2. Acknowledge your own concerns about becoming a parent again
Many people are reluctant to acknowledge any ambivalence—it’s somehow not considered socially acceptable. But as I always remind clients, it’s really the only non-reversible decision that we make in life. You can always change your career path, sell your house, or divorce. But how often do you make a life-long commitment to someone that you’ve never met?
Parenthood brings with it a loss of sleep, loss of personal or free time, a shift in marital dynamics and financial pressure as well as joy. It’s far too great of an undertaking not to have at least a few flickering doubts about jumping in again. Maybe he’d feel better if he knew he wasn’t the only one with some ambivalence lurking in the shadows.
3. Explore family legacy issues and other concerns
People who have been raised in an intact family where there was a lot of happiness, fun, and love might feel ready to embark on parenthood without a lot of exploration. People who had less than ideal circumstances might have some baggage they need to sort through before feeling ready.
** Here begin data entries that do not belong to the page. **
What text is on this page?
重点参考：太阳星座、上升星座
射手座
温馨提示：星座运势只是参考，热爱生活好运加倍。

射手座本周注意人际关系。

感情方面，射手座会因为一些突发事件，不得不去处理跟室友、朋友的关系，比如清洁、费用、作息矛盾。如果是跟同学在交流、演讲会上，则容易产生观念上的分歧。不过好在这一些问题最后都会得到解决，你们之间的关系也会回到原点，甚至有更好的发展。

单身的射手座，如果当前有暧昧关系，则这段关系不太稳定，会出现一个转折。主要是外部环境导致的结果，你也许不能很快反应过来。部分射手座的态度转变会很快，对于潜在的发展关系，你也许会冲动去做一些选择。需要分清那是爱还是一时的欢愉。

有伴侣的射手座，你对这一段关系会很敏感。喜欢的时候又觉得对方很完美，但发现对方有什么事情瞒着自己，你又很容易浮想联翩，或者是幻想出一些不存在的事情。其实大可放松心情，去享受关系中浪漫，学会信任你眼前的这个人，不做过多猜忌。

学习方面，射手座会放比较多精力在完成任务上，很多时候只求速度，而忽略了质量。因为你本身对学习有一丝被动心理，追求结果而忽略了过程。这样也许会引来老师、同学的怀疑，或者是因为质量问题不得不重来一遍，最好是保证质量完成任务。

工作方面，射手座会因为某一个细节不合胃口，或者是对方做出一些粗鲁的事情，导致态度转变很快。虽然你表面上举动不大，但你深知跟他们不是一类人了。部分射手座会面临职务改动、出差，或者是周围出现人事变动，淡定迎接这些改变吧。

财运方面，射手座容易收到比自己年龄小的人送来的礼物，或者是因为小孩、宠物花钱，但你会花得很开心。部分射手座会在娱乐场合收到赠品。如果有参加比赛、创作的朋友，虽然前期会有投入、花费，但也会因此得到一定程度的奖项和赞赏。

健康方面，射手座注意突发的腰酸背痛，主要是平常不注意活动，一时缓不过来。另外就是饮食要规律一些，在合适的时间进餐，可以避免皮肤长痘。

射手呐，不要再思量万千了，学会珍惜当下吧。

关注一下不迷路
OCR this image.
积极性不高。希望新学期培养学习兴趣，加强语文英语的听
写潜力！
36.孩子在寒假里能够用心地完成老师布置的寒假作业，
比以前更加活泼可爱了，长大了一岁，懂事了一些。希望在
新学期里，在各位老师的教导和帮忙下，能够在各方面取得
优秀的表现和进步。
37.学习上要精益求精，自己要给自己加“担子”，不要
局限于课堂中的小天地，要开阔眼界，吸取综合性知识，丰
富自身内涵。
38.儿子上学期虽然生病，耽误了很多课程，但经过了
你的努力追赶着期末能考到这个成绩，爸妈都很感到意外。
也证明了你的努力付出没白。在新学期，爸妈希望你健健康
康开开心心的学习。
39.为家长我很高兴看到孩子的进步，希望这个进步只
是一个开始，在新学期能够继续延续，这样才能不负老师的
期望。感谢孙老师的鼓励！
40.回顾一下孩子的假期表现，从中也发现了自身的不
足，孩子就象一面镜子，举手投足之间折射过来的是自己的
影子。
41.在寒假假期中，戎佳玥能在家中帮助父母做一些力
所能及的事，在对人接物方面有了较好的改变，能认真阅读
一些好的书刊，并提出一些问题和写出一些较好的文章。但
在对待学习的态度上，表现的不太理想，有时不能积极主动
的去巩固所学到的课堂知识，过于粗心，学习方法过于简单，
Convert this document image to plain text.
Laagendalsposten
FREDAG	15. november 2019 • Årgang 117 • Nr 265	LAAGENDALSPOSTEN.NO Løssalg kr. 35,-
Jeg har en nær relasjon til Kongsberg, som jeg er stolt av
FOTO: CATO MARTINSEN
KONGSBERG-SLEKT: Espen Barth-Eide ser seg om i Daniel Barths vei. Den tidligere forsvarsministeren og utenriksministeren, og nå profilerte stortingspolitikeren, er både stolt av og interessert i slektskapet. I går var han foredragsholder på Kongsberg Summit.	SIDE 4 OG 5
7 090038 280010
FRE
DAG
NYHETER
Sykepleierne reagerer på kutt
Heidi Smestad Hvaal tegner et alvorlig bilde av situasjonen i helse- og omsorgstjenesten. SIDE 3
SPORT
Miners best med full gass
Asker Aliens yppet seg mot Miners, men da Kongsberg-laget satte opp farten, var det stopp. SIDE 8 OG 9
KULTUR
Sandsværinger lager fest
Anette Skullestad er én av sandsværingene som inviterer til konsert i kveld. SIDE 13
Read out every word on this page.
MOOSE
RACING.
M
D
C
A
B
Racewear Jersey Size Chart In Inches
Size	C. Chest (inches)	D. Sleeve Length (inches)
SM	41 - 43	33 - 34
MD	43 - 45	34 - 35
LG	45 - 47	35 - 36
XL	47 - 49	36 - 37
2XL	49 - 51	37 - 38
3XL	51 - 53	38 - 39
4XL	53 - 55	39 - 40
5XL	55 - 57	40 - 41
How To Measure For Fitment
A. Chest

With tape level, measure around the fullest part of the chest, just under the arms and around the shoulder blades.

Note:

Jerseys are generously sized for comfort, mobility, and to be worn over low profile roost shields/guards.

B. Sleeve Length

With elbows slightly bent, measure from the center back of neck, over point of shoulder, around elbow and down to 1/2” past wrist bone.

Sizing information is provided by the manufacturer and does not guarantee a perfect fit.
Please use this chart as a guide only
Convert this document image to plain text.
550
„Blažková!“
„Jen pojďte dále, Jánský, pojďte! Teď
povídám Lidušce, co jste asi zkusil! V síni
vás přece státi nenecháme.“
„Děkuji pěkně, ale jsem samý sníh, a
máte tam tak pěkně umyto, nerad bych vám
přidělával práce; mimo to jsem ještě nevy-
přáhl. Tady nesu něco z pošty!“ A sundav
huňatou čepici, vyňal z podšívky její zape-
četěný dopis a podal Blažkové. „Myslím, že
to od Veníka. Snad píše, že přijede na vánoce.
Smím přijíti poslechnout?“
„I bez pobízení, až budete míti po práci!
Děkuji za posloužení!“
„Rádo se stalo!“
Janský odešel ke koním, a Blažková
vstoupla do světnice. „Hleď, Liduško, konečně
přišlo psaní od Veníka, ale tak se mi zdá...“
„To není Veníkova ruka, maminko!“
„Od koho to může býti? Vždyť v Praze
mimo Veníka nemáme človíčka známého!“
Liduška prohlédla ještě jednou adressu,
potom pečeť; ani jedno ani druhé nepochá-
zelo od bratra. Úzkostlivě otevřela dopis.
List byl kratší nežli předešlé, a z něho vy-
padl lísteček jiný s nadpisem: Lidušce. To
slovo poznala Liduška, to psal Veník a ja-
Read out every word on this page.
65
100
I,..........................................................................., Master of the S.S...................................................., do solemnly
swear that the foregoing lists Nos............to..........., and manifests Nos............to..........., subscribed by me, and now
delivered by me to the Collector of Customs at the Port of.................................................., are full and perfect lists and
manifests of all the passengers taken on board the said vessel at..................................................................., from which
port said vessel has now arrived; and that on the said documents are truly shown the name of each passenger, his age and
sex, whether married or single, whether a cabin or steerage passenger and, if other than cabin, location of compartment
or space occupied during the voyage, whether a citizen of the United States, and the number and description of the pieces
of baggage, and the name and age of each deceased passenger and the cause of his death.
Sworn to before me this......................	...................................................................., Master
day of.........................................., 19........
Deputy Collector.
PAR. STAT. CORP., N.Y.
Maybe there’s a fear of repeating negative patterns of emotional, verbal, physical, or sexual abuse. Or maybe your partner is watching friends grow their families and is worried that your relationship will end up like what he sees around him. Whatever the concerns, they’re worth exploring, whether that’s in conversation with each other, in a journal, with each of you reflecting quietly on your own, or in counseling.
4. List the obstacles, and then brain storm possible solutions
Define the criteria. “We don’t have enough money for another baby” is different than “I want to have X in our savings account before we conceive again.” Is it important that you live close to extended family for support and help with childcare, and you currently don’t? Does one or the other of you need a job with better benefits or more job security? Maybe it’s a trip he wants the two of you to be able to take that wouldn’t be feasible with more kids, or some changes to the house.
It can help to be specific about goals or criteria that you both agree to meet before conceiving, while also remembering that life is full of the unexpected, and there is never a perfect time to have a baby.
5. Take breaks from hashing it out all the time
Endless protracted conversations—especially if each of you is just reiterating the same points over and over again without any progress in compromising or understanding each other—are counterproductive, with each person tending to just dig their heels in more firmly.
You might agree to table the issue for a given period of time and revisit it again at agreed upon time intervals. Some internal shifts are likely to occur during those “break” periods.
6. Enlist the help of a therapist if need be
If the two of you are both entrenched in your positions, having trouble hearing each other, or if the issue is beginning to cause real tension and unhappiness in your marriage, a neutral third party can be very helpful in sorting out the issues and developing a plan with you.
7. Remember the places where you are aligned
Perhaps it’s on the very concept that you do both, in fact, want to have children at some point. Maybe you agree on the way in which you want to parent your children, the values and beliefs that are important to you about how you raise your children. Remind yourself about the big picture. Having another baby is important, yes, but so is making sure that your marriage is on solid ground before you take the plunge.
In the long run, you will be on much more solid ground because you waited until both of you were feeling ready—or as ready as anyone can be for such a momentous change.